SANREMO
«Pensare che ero un cestista»
Dall’ABC Varese al Festival, si racconta il Maestro gallaratese Luca Chiaravalli: l’anno scorso vinse con gli Stadio, ora ci riprova con Gabbani e Paola Turci

A volte il caso ti mette di fronte a delle scelte: «ti rendi conto che la vita è un soffio ed è allora che decidi di fare quello che ti piace». Questa riflessione arriva da Luca Chiaravalli, uno dei personaggi varesini più interessanti di Sanremo 2017. Classe 1971, due metri e 10 di altezza, gallaratese: Chiaravalli al Festival dirige l’orchestra, scrive, arrangia. Ha co-firmato il brano di Paola Turci, quello di Francesco Gabbani e infine la canzone di Raige e Giulia Luzi. La sua carriera è ricca di soddisfazioni e di collaborazioni con star italiane e internazionali (Nek, Francesco Renga, Eros Ramazzotti, e ancora Giorgia, Laura Pausini, Hooverphonic solo per citarne alcune). Molto felice per il secondo posto di Paola Turci nella serata delle cover di giovedì (dove l’artista ha interpretato “Un’emozione da poco”), dispiaciuto per l’uscita di Raige e Luzi («è una canzone poco sanremese, diversa dal solito: ma è molto bella da sentire in radio»).
Quando si è avvicinato alla musica?
«A 9 anni ho iniziato a suonare il pianoforte al Conservatorio Puccini di Gallarate, anche se non mi sono diplomato. Cantavo anche in diverse band, mi esibivo a Varese e provincia. Da ragazzino ero già altissimo e così dai 12 ai 15 anni ho giocato a basket, ero piuttosto bravo, giocavo anche nell’ABC Varese. Poi però ho subìto alcuni interventi chirurgici al cuore (in totale ho fatto 5 operazioni a cuore aperto) e al secondo intervento ho perso la voce. Così ho avuto un doppio stop: niente più basket né canto. Credo che ci sia un disegno: la vita mi ha indirizzato verso quello che sapevo fare meglio».

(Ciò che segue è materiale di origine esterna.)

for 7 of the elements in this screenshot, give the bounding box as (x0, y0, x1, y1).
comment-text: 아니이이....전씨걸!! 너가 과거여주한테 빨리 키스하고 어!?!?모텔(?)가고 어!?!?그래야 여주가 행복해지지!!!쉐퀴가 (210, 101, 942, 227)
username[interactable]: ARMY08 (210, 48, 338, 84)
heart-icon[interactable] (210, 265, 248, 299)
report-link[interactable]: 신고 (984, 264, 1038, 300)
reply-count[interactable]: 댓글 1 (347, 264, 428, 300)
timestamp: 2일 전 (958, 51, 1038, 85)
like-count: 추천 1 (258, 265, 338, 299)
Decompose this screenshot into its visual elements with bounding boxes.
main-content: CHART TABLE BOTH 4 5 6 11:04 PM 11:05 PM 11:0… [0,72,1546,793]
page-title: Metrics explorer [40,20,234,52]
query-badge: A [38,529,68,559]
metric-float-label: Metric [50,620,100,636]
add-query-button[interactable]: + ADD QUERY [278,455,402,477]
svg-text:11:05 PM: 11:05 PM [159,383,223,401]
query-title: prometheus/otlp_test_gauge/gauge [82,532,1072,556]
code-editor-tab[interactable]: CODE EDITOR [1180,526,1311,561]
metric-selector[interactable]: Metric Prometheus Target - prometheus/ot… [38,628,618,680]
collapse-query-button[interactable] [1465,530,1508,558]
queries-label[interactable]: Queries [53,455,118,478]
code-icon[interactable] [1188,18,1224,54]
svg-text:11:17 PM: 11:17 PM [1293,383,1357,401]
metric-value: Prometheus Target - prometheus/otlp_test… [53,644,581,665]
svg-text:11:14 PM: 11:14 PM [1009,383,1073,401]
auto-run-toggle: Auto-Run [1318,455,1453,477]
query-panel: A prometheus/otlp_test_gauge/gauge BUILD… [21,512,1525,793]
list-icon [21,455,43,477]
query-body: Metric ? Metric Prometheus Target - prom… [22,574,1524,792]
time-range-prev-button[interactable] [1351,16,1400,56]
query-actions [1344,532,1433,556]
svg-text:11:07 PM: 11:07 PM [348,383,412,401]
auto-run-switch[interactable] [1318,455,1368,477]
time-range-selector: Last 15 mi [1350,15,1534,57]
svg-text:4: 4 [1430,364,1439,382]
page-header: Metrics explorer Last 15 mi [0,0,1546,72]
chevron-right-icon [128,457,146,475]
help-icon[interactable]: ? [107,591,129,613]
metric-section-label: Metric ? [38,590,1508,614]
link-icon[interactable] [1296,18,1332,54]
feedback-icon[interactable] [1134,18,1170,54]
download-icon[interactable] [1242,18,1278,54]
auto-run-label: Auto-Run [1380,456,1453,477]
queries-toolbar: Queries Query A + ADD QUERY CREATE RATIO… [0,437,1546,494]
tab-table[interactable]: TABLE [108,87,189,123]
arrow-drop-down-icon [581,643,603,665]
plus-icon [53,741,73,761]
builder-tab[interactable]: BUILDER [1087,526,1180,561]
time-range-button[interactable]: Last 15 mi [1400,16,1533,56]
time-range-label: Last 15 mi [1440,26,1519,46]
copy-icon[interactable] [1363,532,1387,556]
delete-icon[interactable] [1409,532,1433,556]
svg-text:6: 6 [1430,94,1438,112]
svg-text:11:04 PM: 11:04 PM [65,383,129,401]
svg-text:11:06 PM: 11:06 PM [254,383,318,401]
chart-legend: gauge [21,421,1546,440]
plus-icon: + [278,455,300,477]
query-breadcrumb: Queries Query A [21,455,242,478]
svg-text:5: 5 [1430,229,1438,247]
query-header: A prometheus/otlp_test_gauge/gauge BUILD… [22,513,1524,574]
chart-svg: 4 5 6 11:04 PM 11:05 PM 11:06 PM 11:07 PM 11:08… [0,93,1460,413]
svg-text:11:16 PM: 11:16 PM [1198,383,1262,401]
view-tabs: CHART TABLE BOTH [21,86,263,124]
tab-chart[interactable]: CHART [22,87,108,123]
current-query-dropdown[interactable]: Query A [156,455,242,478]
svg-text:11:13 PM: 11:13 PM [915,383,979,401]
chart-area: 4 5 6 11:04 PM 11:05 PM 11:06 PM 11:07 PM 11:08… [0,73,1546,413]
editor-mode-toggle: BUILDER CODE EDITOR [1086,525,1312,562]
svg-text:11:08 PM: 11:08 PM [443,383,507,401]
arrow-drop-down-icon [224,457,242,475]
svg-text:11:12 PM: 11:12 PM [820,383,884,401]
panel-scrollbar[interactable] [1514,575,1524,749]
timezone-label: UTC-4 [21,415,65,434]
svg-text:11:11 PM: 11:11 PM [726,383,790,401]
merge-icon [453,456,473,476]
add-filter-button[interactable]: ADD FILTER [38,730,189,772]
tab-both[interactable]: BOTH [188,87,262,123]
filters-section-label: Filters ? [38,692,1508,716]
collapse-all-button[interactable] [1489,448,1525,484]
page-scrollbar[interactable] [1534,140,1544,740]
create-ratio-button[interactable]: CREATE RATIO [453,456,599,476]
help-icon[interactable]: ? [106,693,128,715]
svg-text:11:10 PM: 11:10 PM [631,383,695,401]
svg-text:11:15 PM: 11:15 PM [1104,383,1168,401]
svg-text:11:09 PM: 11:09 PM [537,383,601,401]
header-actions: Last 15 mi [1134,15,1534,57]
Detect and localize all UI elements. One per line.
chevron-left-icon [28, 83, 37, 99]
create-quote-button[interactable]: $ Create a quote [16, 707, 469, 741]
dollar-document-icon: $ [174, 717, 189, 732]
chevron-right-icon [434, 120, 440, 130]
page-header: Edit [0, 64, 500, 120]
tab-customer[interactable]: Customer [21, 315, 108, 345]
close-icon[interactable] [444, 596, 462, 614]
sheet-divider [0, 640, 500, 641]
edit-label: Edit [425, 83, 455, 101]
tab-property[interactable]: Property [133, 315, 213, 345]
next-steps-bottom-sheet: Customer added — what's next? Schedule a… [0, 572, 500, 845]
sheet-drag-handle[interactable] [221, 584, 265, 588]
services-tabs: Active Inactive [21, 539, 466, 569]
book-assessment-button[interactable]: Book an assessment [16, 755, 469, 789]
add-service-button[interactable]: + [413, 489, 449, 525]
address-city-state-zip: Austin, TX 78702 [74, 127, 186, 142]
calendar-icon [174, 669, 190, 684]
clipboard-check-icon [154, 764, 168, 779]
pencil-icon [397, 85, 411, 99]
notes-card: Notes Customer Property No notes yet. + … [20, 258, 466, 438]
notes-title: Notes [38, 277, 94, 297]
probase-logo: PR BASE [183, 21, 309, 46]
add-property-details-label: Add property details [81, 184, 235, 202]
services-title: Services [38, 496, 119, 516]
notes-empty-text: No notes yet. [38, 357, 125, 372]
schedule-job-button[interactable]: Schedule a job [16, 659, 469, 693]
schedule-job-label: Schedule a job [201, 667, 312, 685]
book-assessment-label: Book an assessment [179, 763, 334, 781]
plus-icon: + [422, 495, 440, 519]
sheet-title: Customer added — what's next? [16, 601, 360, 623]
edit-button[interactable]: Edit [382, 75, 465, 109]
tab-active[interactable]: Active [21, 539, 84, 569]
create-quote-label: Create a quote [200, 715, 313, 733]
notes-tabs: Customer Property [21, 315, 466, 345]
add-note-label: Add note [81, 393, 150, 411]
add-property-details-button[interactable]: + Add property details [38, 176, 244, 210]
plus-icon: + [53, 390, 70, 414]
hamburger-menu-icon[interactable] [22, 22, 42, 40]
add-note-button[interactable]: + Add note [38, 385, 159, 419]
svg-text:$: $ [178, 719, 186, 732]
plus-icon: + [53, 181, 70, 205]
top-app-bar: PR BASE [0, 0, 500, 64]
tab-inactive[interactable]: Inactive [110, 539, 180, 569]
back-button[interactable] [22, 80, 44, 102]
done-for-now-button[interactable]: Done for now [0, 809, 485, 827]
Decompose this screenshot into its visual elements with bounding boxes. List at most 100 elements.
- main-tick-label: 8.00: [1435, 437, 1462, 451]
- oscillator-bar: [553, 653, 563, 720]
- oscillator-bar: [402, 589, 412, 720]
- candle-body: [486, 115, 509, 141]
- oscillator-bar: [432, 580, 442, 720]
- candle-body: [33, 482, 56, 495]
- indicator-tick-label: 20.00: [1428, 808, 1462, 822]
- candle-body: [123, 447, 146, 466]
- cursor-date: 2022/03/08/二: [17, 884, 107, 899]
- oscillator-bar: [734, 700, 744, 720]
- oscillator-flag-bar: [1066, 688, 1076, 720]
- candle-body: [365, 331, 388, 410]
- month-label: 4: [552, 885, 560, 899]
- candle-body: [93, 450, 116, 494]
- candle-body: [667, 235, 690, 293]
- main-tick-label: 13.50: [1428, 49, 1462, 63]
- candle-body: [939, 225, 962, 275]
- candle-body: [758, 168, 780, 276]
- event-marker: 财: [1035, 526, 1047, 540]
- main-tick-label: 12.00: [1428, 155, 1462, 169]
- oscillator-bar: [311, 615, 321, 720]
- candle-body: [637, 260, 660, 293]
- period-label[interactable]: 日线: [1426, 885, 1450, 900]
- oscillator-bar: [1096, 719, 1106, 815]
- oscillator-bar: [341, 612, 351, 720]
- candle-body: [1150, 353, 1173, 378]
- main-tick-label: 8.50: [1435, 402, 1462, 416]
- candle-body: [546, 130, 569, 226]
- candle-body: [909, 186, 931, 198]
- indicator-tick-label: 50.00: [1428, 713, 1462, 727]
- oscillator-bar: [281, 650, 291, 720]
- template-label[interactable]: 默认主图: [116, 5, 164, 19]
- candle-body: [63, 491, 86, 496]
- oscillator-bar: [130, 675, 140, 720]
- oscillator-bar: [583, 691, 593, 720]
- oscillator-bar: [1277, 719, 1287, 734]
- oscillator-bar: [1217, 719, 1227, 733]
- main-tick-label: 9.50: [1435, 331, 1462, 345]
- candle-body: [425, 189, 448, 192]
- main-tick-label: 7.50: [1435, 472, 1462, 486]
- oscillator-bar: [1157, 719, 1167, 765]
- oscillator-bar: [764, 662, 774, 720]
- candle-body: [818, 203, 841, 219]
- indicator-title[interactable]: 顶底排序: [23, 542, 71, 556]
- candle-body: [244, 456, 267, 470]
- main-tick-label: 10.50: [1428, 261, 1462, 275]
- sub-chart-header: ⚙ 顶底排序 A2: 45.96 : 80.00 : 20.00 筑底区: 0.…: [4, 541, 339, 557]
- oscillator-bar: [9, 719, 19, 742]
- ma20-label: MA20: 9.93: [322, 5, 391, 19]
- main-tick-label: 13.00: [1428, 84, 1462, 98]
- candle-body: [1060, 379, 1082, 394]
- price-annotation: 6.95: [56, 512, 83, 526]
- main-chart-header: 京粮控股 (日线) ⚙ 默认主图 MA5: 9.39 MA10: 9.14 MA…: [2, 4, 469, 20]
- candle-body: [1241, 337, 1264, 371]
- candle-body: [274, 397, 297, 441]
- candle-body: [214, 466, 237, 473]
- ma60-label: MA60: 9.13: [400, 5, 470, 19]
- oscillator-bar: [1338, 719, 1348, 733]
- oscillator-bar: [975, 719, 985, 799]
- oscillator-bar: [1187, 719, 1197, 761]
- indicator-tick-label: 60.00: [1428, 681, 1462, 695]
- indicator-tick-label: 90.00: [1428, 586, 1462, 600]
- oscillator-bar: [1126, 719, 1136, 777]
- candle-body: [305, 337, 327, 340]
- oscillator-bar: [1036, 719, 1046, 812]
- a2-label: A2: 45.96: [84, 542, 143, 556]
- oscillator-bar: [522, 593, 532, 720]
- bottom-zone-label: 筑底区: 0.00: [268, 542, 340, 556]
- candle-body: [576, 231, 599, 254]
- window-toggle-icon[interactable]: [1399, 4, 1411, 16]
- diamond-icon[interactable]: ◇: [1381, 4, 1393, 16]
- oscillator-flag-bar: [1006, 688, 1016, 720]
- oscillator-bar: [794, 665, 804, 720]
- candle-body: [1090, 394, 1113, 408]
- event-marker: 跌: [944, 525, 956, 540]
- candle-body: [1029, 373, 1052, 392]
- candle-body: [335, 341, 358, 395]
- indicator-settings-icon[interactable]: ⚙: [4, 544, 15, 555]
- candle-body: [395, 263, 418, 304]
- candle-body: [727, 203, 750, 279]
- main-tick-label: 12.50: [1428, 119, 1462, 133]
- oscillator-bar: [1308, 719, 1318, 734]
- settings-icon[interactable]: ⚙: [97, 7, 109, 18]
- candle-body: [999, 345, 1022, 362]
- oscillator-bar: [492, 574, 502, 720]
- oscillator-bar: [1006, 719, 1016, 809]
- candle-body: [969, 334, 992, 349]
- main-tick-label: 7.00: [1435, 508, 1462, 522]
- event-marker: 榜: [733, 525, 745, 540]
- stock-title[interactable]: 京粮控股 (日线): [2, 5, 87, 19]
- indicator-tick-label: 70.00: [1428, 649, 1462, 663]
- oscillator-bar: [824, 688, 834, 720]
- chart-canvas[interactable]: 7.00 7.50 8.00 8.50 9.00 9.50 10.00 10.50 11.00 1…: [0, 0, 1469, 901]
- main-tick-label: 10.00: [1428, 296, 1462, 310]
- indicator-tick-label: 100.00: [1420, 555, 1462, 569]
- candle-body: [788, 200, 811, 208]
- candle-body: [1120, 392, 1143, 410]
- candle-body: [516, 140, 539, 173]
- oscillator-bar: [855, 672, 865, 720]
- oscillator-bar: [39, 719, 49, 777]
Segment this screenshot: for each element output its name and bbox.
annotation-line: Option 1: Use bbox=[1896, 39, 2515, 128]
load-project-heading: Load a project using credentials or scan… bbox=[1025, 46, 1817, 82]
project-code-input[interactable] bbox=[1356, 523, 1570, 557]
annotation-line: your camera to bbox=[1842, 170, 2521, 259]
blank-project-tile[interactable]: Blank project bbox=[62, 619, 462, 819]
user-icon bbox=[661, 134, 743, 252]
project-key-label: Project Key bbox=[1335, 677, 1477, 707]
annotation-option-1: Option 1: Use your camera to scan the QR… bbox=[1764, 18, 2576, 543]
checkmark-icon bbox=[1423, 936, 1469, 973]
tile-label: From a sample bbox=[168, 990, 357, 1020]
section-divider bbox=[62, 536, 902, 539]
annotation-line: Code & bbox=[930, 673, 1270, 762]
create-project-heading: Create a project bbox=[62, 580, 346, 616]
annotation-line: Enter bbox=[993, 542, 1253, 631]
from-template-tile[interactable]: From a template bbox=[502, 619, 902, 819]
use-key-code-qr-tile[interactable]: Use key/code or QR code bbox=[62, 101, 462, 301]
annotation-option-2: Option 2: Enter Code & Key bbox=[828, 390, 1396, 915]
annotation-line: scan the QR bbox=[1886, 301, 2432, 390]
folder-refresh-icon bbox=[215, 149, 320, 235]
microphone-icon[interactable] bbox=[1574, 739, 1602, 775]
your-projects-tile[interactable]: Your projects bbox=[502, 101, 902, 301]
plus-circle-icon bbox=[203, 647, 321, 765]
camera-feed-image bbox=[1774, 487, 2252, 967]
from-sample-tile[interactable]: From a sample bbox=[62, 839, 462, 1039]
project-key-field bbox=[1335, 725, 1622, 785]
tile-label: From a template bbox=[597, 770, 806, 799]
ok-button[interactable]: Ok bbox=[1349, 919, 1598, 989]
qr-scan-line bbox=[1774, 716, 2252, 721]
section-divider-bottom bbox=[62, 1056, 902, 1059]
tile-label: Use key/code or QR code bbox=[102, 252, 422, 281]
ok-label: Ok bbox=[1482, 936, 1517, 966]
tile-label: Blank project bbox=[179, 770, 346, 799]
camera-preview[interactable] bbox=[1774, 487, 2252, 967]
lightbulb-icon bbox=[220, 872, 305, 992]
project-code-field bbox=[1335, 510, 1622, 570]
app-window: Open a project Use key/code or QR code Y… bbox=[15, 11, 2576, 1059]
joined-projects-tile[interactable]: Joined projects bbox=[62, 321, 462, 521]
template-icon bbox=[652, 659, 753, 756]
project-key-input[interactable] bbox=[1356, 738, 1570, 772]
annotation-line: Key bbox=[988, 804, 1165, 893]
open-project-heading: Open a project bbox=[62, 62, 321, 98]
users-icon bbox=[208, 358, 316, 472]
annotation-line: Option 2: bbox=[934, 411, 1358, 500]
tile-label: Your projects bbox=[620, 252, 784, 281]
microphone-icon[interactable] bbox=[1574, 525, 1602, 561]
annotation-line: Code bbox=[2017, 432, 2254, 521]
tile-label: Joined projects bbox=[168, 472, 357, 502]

E così è tornato alla musica?
«Sì, ho capito che volevo fare quello nella vita. Non sono uno che si piange addosso, ma il messaggio è questo: si impara a vivere intensamente. Tornando al mio percorso, mi son detto che non volevo fare le cose degli altri. Così sono diventato compositore, arrangiatore, autore. Il primo pezzo è stato per Eros Ramazzotti nel disco “Stilelibero”, un album che ha venduto 6 milioni di copie. Gliel’ho mandato e gli è piaciuto. Alla fine basta scrivere canzoni che funzionano».
A proposito, come si scrive un brano?
«È un cross-over, a volte si parte da una base e si va ad aggiungere elementi, altre volte ancora da una melodia oppure da un’idea di testo. Facendo l’esempio di un pezzo in gara quest’anno, “Occidentali’s Karma” di Francesco Gabbani (scritta da me, Fabio Ilacqua e i due fratelli Gabbani) sono stato più “sloganista”: le frasi “lezioni di Nirvana- c’è il Buddha in fila indiana” le ho pensate io. Anche “L’amore mi perseguita” (duetto di Giusy Ferreri e Federico Zampaglione dei Tiromancino ha una mia idea di testo: mi piaceva pensare all’amore che ti insegue anche quando non lo vuoi».
Adesso con chi sta lavorando?
«Stiamo finendo il disco di Paola Turci che uscirà il 31 marzo. Inoltre stiamo lavorando a quello di Francesco Gabbani, che sarà pubblicato a primavera».
E com’è dirigere l’orchestra di Sanremo?
«Al Festival c’è più un approccio produttivo alla direzione, a me piace dare energia. Io uso le braccia e le mani, non la bacchetta. Preferisco un recupero “filo-storico” della direzione: all’inizio si usavano soltanto le mani, la bacchetta è arrivata con l’aumento del numero degli orchestrali, dai 60 elementi in su. Il lavoro con l’orchestra è propedeutico, ci vuole molta tecnica. Un segreto importante è avere tutta la partitura in testa».